In 1975, Yamani twice found himself a part of major historical events. He stood just outside the room when a nephew of King Faisal assassinated the monarch in March.

In December, Yamani was among those taken hostage at OPEC headquarters in Vienna, an attack that killed three people and saw 11 OPEC ministers and dozens of others seized. The attack ended up with all the pro-Palestinian militants and those held hostage released.

Afterward, Yamani described Carlos, a Venezuelan whose real name is Ilich Ramírez Sánchez, as a “ruthless terrorist who operates with cold-blooded, surgical precision.” From that moment on, Yamani traveled with an entourage of bodyguards everywhere he went.

Anis Naccache, a former pro-Palestinian militant who participated in the 1975 OPEC raid, died Monday in Syria at age 69 after battling the coronavirus.
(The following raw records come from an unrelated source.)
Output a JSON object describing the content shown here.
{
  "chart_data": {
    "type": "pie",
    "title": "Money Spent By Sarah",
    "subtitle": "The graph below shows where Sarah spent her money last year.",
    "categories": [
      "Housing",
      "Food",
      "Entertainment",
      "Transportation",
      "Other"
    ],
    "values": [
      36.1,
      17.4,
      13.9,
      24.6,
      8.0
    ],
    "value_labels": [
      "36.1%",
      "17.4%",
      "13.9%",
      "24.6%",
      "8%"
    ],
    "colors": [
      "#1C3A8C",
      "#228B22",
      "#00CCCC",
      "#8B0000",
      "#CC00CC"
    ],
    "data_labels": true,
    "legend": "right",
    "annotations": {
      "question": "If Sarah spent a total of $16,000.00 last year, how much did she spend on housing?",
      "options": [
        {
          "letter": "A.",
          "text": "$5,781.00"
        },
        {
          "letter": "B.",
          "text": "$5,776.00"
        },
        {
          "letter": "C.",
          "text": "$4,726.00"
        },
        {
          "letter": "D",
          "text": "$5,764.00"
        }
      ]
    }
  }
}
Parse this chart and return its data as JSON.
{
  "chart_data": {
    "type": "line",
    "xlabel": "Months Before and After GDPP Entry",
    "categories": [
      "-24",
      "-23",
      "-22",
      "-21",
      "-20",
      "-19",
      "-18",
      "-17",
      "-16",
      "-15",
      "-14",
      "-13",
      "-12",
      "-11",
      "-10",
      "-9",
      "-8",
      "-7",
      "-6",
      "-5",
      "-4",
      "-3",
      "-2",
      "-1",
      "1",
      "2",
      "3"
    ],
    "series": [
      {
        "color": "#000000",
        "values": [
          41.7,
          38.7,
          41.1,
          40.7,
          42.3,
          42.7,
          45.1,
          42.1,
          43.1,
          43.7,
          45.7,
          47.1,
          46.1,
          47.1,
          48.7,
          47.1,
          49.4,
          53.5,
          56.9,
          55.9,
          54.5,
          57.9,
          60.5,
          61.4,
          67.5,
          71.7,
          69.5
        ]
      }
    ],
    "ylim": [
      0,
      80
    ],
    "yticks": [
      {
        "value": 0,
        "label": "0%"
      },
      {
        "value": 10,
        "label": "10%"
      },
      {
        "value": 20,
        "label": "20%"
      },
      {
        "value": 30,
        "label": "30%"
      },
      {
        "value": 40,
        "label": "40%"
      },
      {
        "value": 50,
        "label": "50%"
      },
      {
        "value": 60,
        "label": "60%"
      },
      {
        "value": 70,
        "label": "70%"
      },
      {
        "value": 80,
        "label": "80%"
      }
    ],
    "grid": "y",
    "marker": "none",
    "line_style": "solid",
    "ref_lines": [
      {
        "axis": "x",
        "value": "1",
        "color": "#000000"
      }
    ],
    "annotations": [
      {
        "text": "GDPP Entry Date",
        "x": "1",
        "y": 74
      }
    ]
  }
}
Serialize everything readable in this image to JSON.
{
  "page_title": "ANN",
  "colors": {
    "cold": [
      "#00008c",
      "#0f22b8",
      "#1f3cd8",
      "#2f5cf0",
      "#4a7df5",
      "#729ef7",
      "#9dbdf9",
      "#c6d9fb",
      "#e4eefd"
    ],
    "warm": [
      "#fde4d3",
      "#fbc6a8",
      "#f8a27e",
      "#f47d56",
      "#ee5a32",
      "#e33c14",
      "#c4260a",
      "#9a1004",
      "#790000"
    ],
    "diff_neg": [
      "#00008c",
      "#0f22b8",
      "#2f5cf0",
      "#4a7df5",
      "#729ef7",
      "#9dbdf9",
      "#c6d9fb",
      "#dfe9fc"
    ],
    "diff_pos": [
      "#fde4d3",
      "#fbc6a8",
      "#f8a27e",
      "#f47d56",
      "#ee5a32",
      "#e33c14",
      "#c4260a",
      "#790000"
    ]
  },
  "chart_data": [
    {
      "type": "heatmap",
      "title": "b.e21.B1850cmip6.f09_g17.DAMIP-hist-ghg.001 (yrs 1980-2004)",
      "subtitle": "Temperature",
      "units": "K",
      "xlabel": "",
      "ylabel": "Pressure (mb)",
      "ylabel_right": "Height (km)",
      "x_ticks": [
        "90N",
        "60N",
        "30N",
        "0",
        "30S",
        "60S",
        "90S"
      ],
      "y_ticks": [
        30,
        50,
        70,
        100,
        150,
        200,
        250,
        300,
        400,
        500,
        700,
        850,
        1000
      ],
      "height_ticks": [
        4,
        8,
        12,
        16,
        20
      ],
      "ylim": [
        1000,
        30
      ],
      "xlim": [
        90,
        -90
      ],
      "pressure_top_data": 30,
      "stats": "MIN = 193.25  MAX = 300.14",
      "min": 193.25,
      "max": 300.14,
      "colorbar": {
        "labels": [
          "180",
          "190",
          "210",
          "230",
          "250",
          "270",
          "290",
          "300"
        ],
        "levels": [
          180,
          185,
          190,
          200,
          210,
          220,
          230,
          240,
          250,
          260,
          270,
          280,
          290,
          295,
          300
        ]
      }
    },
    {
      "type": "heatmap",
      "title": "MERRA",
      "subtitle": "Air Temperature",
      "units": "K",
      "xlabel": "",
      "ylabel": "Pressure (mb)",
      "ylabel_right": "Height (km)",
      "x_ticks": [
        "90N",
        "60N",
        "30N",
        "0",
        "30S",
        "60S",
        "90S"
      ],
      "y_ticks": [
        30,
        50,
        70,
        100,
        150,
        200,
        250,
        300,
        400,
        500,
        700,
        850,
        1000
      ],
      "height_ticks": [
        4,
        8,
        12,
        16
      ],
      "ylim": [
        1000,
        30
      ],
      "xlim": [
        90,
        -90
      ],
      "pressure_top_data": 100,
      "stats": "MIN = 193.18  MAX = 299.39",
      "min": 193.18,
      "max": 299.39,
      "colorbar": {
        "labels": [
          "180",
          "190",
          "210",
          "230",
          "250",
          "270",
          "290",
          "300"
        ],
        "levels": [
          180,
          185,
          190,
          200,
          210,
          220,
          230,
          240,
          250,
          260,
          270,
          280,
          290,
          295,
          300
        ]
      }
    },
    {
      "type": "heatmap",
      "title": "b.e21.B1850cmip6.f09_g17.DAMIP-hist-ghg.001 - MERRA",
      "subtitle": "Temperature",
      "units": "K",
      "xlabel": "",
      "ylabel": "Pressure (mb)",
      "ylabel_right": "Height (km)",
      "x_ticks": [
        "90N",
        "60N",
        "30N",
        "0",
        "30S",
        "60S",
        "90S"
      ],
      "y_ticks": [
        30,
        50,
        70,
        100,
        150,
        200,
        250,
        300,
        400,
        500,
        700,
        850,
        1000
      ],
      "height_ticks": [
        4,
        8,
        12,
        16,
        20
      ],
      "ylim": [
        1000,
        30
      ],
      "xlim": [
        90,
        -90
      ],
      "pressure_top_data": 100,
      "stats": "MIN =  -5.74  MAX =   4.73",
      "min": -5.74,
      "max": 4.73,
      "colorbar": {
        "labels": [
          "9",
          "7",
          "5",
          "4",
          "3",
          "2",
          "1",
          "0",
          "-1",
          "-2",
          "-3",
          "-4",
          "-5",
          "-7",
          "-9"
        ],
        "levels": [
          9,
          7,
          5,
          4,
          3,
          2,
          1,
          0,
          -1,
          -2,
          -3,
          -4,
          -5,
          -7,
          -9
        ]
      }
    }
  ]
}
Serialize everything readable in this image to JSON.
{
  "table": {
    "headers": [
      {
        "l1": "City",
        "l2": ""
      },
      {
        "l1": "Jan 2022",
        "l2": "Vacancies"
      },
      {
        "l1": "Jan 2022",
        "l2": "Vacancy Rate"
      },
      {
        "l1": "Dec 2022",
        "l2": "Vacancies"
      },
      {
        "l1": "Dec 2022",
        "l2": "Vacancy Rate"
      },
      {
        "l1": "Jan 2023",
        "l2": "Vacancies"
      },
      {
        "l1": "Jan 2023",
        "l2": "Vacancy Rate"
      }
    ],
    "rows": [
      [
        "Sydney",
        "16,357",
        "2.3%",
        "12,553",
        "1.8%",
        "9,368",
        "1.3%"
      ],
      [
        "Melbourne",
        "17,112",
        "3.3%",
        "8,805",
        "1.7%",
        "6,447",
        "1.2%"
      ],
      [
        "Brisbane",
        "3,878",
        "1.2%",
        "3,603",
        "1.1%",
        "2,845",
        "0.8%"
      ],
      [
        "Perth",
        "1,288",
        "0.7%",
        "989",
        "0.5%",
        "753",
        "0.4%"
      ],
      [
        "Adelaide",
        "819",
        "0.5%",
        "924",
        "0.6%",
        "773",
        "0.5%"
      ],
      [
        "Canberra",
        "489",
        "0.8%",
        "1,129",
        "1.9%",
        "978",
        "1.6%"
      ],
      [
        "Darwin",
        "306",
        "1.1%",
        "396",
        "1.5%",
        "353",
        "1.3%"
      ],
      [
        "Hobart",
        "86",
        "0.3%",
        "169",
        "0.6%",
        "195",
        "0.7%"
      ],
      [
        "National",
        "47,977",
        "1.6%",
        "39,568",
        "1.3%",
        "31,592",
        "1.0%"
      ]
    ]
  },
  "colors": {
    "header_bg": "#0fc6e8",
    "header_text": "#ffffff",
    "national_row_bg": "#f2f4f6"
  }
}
Yamani also oversaw what would become the full nationalization of the Arabian American Oil Co. after the 1973 oil crisis. Today, it’s better known as the Saudi Arabian Oil Co., or Aramco, a major employer for the kingdom and its main source of revenue.

In 1986, Saudi King Fahd dismissed Yamani with a terse statement carried by the state-run Saudi Press Agency. At the time, it was believed that Yamani disagreed with the king in his insistence OPEC work out a permanent system of production quotas and that the kingdom would be given a bigger share of the total. Saudi Arabia ultimately went along with another interim arrangement.

Yamani was born in Mecca in 1930, when camels still roamed the streets of the holy city. His father and grandfather were religious teachers and Islamic lawyers. He ultimately studied at New York University and Harvard. Twice married, he is survived by multiple children and grandchildren.